Le style de Lu Xun est orné et coloré. Dans la situation politique de son temps, il ne peut pas se permettre de dire ce qu'il pense ; il utilise donc les techniques du langage indirect que François Jullien analysera dans ses travaux ultérieurs : adhésion simulée aux idées de l'adversaire, dont les conséquences sont poussées jusqu'à l'absurde ; connotations teintant de ridicule ce que l'adversaire respecte ; appels discrets à l'émotion lorsque l'auteur affleure, sans y toucher, des idées auxquelles il tient ; lourdeur, légèreté, insistance, rapidité, dosées pour éveiller tantôt l'adhésion, tantôt le malaise.

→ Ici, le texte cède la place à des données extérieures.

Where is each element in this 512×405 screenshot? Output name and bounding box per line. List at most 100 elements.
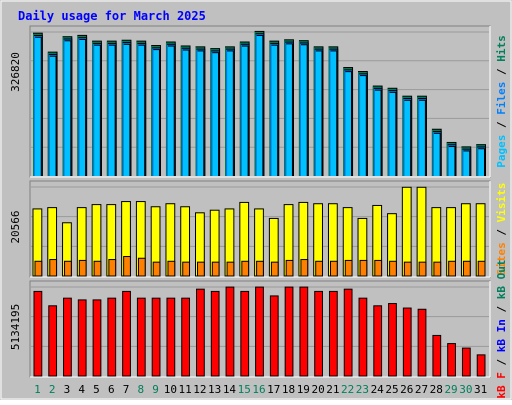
bar-pages-fill-day-6 [108,45,115,176]
x-tick-label-day-13: 13 [208,383,221,396]
x-tick-label-day-23: 23 [356,383,369,396]
legend-entry-kb_f: kB F [495,372,508,399]
x-tick-label-day-10: 10 [164,383,177,396]
bar-pages-fill-day-1 [35,37,41,176]
legend-entry-kb_in: kB In [495,319,508,352]
x-tick-label-day-20: 20 [311,383,324,396]
x-tick-label-day-3: 3 [64,383,71,396]
bar-kb-f-day-7 [122,290,131,377]
bar-kb-f-day-11 [181,297,191,377]
bar-kb-f-day-28 [432,334,442,377]
bar-kb-f-day-1 [33,290,43,377]
bar-pages-fill-day-8 [138,45,145,176]
bar-sites-day-17 [270,261,279,277]
bar-pages-fill-day-4 [79,39,86,176]
bar-sites-day-5 [93,260,102,277]
bar-pages-fill-day-15 [241,46,248,176]
legend-separator: / [495,299,508,319]
bar-kb-f-day-2 [48,305,58,377]
bar-pages-fill-day-13 [212,53,219,176]
bar-sites-day-8 [137,257,146,277]
x-axis-day-labels: 1 2 3 4 5 6 7 8 9 10 11 12 13 14 15 16 17 18 19 20 21 22 23 24 2… [34,383,487,396]
y-max-label: 5134195 [9,304,22,350]
x-tick-label-day-14: 14 [223,383,237,396]
legend-entry-kb_out: kB Out [495,259,508,299]
bar-sites-day-15 [241,260,250,277]
bar-kb-f-day-21 [328,290,338,377]
bar-kb-f-day-4 [77,299,87,377]
bar-sites-day-11 [182,261,191,277]
bar-kb-f-day-10 [166,297,176,377]
bar-pages-fill-day-2 [49,56,56,176]
panel-hits-files-pages: 326820 Pages / Files / Hits [9,25,508,178]
bar-sites-day-29 [448,260,456,277]
bar-kb-f-day-29 [447,343,456,377]
bar-sites-day-12 [197,261,205,277]
legend-entry-sites: Sites [495,242,508,275]
legend-separator: / [495,115,508,135]
bar-sites-day-9 [152,261,161,277]
bar-kb-f-day-31 [476,354,486,377]
bar-kb-f-day-23 [358,297,368,377]
bar-sites-day-7 [123,256,131,277]
x-tick-label-day-1: 1 [34,383,41,396]
y-max-label: 326820 [9,52,22,92]
bar-sites-day-14 [226,261,235,277]
panel-sites-visits: 20566 Sites / Visits [9,180,508,278]
bar-pages-fill-day-3 [64,41,71,177]
x-tick-label-day-2: 2 [49,383,56,396]
legend-separator: / [495,62,508,82]
bar-kb-f-day-14 [225,286,235,377]
x-tick-label-day-9: 9 [152,383,159,396]
bar-sites-day-24 [374,259,383,277]
x-tick-label-day-4: 4 [78,383,85,396]
x-tick-label-day-7: 7 [123,383,130,396]
bar-pages-fill-day-28 [433,133,440,176]
x-tick-label-day-19: 19 [297,383,310,396]
x-tick-label-day-22: 22 [341,383,354,396]
x-tick-label-day-6: 6 [108,383,115,396]
bar-pages-fill-day-12 [197,51,204,177]
bar-kb-f-day-9 [151,297,161,377]
bar-kb-f-day-12 [196,288,205,377]
bar-pages-fill-day-19 [300,45,307,177]
x-tick-label-day-28: 28 [430,383,443,396]
bar-pages-fill-day-18 [286,44,292,176]
x-tick-label-day-26: 26 [400,383,413,396]
x-tick-label-day-11: 11 [179,383,192,396]
x-tick-label-day-5: 5 [93,383,100,396]
bar-kb-f-day-22 [343,288,353,377]
bar-kb-f-day-13 [210,290,220,377]
bar-pages-fill-day-21 [330,51,337,177]
legend-separator: / [495,222,508,242]
bar-pages-fill-day-17 [271,45,278,176]
x-tick-label-day-18: 18 [282,383,295,396]
legend-entry-pages: Pages [495,135,508,168]
x-tick-label-day-21: 21 [326,383,339,396]
bar-kb-f-day-27 [417,308,427,377]
x-tick-label-day-27: 27 [415,383,428,396]
bar-sites-day-16 [256,260,264,277]
bar-pages-fill-day-10 [167,46,174,176]
bar-sites-day-31 [477,260,486,277]
bars-hits-files-pages [33,30,486,177]
x-tick-label-day-17: 17 [267,383,280,396]
x-tick-label-day-24: 24 [371,383,385,396]
bar-pages-fill-day-31 [478,149,484,176]
bar-pages-fill-day-16 [256,36,263,176]
bar-sites-day-18 [285,259,294,277]
bars-kbytes [33,286,486,377]
bar-sites-day-3 [64,260,72,277]
bar-sites-day-21 [329,260,338,277]
bar-pages-fill-day-29 [448,147,455,176]
legend-separator: / [495,352,508,372]
bar-pages-fill-day-14 [227,51,233,177]
bar-kb-f-day-5 [92,299,102,377]
bar-kb-f-day-25 [388,303,397,377]
bar-sites-day-27 [418,261,427,277]
bar-sites-day-2 [49,259,58,277]
bar-pages-fill-day-25 [389,92,396,176]
bar-sites-day-20 [315,260,323,277]
bar-kb-f-day-18 [284,286,294,377]
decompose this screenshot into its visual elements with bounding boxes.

Lu Xun se méfie de ce qui est officiel ; au sérieux formel du confucianiste, il oppose un sérieux personnel qui prend la forme de la contestation moqueuse la plus débridée. Les Chinois ne cessent pas de nous surprendre : du sein même d'une tradition millénaire, sortent les démarches les plus contestataires ; du sein de l'Empire du milieu centré sur lui-même, sort la curiosité la plus déliée envers les pensées et littératures étrangères.